La France est l’un des pays qui usent le plus de la directive Bolkestein qui permet aux entreprises d’embaucher et de payer des travailleurs selon les normes sociales de leur pays d’origine. Sauf qu’en France 12% de ces effectifs sont constitués par des salariés…français !
La directive européenne Bolkestein est revenue au centre du débat politique français depuis que l’emploi des travailleurs détachés a été invoqué comme une des causes ayant conduit la filière agroalimentaire bretonne à s’effondrer sous la concurrence allemande.
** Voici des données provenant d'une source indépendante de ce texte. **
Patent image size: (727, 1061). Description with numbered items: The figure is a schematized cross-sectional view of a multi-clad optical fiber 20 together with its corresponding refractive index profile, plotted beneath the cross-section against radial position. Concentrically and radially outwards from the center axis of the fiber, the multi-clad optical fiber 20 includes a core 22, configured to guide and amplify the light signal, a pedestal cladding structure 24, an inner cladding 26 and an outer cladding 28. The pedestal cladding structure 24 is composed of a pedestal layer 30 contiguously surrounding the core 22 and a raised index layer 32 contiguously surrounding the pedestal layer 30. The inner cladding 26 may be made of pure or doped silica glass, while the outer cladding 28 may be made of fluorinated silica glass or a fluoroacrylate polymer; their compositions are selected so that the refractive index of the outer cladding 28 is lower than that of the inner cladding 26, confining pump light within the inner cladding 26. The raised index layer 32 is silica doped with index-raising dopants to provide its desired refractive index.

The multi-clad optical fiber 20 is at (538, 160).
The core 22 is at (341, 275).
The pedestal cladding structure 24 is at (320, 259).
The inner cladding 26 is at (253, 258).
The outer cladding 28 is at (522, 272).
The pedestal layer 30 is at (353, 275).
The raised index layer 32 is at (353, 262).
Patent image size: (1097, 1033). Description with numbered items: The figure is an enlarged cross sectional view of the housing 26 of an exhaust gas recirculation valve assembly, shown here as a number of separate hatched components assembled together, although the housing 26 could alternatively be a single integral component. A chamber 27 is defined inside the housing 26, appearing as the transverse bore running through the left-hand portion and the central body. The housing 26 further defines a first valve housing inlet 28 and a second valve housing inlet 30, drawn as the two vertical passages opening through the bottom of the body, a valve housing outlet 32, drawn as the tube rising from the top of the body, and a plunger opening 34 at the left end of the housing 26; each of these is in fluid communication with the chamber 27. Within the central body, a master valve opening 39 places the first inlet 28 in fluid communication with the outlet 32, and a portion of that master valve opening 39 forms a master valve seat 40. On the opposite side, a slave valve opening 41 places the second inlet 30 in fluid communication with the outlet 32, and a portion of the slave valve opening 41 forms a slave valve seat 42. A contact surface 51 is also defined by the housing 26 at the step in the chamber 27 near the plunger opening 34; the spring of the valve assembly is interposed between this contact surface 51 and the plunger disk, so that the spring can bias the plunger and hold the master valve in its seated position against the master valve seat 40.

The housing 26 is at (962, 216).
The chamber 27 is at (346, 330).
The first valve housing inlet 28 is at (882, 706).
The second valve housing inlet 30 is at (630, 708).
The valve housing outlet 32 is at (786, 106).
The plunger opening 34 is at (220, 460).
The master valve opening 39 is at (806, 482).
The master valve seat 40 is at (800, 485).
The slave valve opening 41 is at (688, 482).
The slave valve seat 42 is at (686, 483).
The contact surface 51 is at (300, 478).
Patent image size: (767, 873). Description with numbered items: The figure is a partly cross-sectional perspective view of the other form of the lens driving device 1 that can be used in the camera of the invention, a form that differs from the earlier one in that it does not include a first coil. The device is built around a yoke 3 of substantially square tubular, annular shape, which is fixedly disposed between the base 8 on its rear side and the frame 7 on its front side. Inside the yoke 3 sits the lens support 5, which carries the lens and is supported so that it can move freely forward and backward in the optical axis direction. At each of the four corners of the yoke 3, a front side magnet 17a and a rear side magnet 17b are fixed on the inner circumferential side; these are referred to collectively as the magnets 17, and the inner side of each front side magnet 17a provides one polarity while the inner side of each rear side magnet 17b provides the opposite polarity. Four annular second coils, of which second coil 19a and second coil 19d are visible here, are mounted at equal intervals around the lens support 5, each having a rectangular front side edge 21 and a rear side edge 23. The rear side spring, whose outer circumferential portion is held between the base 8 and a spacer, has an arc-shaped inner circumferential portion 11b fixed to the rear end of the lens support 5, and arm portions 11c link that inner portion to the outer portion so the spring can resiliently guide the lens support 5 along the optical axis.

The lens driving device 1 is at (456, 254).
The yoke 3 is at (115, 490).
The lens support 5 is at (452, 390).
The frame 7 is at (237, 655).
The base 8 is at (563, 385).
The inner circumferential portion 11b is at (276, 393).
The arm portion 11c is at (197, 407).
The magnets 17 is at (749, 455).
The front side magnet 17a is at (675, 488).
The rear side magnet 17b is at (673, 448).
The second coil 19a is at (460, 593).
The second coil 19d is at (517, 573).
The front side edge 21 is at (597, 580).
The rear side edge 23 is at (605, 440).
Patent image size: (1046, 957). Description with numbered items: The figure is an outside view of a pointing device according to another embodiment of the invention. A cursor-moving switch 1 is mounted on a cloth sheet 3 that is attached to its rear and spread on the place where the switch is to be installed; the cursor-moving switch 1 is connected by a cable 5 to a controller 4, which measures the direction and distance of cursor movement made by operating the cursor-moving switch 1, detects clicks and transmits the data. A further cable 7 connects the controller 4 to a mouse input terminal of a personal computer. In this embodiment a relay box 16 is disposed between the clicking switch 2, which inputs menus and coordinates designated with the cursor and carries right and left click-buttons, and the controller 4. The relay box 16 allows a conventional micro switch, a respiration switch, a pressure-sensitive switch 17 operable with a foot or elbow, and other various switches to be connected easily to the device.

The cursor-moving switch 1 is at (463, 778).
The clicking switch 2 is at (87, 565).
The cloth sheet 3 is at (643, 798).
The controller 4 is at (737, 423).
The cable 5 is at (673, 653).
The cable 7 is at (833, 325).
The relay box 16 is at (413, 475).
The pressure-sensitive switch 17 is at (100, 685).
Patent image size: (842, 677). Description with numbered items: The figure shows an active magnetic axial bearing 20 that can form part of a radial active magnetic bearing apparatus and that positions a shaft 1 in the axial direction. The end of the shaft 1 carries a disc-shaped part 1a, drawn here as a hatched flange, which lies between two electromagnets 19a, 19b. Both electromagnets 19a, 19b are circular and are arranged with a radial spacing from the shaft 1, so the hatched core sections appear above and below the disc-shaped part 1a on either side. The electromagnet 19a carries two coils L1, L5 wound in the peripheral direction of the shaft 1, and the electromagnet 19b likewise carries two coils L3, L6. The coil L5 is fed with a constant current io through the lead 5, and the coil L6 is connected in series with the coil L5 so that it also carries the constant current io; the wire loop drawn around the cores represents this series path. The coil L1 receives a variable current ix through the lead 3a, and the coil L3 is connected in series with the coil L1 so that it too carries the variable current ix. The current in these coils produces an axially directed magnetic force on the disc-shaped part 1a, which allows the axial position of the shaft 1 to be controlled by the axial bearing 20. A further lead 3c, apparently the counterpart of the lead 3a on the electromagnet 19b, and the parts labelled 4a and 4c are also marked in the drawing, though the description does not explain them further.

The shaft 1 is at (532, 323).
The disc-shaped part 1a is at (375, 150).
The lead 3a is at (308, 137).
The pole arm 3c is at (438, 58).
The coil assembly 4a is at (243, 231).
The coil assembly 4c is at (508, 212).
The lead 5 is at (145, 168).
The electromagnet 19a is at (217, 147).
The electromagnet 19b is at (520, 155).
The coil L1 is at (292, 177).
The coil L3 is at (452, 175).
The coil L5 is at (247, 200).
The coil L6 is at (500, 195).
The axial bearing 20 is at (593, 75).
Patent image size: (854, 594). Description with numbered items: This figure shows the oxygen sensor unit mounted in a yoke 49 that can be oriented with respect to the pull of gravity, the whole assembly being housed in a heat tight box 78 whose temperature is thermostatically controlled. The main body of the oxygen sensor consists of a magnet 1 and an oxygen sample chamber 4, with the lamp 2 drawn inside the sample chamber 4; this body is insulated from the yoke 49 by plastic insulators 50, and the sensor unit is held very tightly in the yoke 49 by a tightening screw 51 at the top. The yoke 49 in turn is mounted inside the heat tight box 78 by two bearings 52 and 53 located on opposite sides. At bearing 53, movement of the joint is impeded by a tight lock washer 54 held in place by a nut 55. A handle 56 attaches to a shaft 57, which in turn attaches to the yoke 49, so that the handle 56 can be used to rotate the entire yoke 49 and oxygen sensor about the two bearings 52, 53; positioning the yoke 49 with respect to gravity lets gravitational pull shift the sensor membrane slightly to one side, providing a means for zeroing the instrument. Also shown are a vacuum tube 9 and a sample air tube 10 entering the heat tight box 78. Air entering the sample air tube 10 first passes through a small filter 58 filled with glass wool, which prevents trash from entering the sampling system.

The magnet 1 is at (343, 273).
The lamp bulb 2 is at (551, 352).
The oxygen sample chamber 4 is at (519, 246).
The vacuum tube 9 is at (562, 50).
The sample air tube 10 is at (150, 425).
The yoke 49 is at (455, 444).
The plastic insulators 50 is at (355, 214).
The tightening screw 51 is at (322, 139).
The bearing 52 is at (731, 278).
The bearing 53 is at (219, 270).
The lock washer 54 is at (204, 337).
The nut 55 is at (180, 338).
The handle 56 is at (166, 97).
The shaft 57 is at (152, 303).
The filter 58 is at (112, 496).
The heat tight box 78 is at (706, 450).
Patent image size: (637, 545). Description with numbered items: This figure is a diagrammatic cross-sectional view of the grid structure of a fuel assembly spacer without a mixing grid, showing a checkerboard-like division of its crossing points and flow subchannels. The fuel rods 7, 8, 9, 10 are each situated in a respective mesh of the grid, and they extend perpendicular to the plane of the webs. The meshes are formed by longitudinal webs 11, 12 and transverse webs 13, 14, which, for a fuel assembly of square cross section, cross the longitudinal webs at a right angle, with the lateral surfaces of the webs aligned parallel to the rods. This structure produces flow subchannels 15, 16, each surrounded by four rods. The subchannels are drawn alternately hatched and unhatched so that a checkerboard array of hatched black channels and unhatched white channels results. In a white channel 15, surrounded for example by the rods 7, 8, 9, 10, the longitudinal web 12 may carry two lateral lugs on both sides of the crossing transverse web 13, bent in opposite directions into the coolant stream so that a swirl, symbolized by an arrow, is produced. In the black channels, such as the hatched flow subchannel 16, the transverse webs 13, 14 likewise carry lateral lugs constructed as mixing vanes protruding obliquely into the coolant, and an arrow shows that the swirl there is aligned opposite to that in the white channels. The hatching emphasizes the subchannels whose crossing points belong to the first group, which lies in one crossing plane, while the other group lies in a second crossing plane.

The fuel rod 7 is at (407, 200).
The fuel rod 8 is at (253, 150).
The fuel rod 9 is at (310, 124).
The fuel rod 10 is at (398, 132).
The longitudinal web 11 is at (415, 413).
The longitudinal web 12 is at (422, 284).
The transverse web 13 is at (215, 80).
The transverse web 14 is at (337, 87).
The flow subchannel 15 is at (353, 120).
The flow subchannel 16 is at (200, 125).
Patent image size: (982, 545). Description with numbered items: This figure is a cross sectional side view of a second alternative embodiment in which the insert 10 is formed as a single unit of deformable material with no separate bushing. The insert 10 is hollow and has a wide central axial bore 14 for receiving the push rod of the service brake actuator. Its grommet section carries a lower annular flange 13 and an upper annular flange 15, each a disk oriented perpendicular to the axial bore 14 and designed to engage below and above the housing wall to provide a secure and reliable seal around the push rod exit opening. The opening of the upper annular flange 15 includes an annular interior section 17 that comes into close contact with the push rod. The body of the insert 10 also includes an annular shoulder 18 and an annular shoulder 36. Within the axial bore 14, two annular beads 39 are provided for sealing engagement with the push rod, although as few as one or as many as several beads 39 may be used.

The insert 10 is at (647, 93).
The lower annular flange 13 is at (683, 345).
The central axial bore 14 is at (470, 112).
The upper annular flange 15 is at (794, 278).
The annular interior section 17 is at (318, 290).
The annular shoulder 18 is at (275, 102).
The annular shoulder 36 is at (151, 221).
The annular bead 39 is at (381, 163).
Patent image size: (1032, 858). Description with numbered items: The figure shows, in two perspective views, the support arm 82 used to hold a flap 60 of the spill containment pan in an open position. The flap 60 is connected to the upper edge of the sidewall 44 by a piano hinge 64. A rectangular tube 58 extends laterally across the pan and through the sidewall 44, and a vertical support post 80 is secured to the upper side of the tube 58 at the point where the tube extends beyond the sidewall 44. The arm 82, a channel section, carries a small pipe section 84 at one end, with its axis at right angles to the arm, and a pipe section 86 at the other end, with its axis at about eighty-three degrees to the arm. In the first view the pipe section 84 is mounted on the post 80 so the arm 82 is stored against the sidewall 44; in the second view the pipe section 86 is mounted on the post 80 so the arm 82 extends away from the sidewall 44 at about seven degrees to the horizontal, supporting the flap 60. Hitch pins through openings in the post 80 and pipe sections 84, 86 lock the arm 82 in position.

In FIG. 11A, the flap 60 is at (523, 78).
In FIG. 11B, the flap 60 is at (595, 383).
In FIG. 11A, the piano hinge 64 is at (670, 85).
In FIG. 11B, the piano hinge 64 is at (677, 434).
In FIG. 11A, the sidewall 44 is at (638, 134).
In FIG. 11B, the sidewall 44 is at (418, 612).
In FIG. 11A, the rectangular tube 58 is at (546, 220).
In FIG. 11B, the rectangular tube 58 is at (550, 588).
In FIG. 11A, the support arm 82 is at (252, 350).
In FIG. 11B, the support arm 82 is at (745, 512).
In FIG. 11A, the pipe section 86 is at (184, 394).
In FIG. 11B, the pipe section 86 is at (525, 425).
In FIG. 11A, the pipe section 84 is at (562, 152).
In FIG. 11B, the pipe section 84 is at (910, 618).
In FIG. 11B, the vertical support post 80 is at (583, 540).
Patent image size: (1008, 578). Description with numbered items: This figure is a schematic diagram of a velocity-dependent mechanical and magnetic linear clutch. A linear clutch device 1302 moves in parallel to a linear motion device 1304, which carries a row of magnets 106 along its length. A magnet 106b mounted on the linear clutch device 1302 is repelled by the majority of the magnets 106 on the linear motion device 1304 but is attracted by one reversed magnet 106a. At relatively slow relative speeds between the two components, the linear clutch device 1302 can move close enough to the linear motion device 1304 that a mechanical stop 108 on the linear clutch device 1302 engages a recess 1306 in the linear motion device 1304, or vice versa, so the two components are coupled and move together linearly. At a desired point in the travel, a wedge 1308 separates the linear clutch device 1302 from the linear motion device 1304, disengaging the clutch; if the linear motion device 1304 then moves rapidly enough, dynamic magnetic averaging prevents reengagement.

Le BTP, premier utilisateur
Cette règle communautaire permet, rappelons-le, aux entreprises en manque de main d’œuvre de recruter des travailleurs issus de l’Union Européenne en appliquant sur leur rémunération les mêmes conditions sociales qui sont en vigueur dans leur pays. Pour des Etats comme la France, l’Allemagne où même l’Angleterre, où les prélèvements sociaux sont réputés lourds, l’opération peut, en plus d’être pratique, s’avérer très lucrative.
Selon un rapport parlementaire, la France est, en Europe, le deuxième plus gros utilisateur de travailleurs détachés. Dans quels secteurs ? Essentiellement dans les métiers du BTP (le tiers des 200 000 déclarations). Où ? Surtout dans les régions frontalières, dans l’est et le nord de la France, mais aussi dans le sud-est près de l’Italie jusque dans le Var. A l’Ouest, même la Loire Atlantique est cité parmi les départements utilisant le plus la directive Bolkestein ; notamment pour pourvoir en main d’œuvre son secteur industriel.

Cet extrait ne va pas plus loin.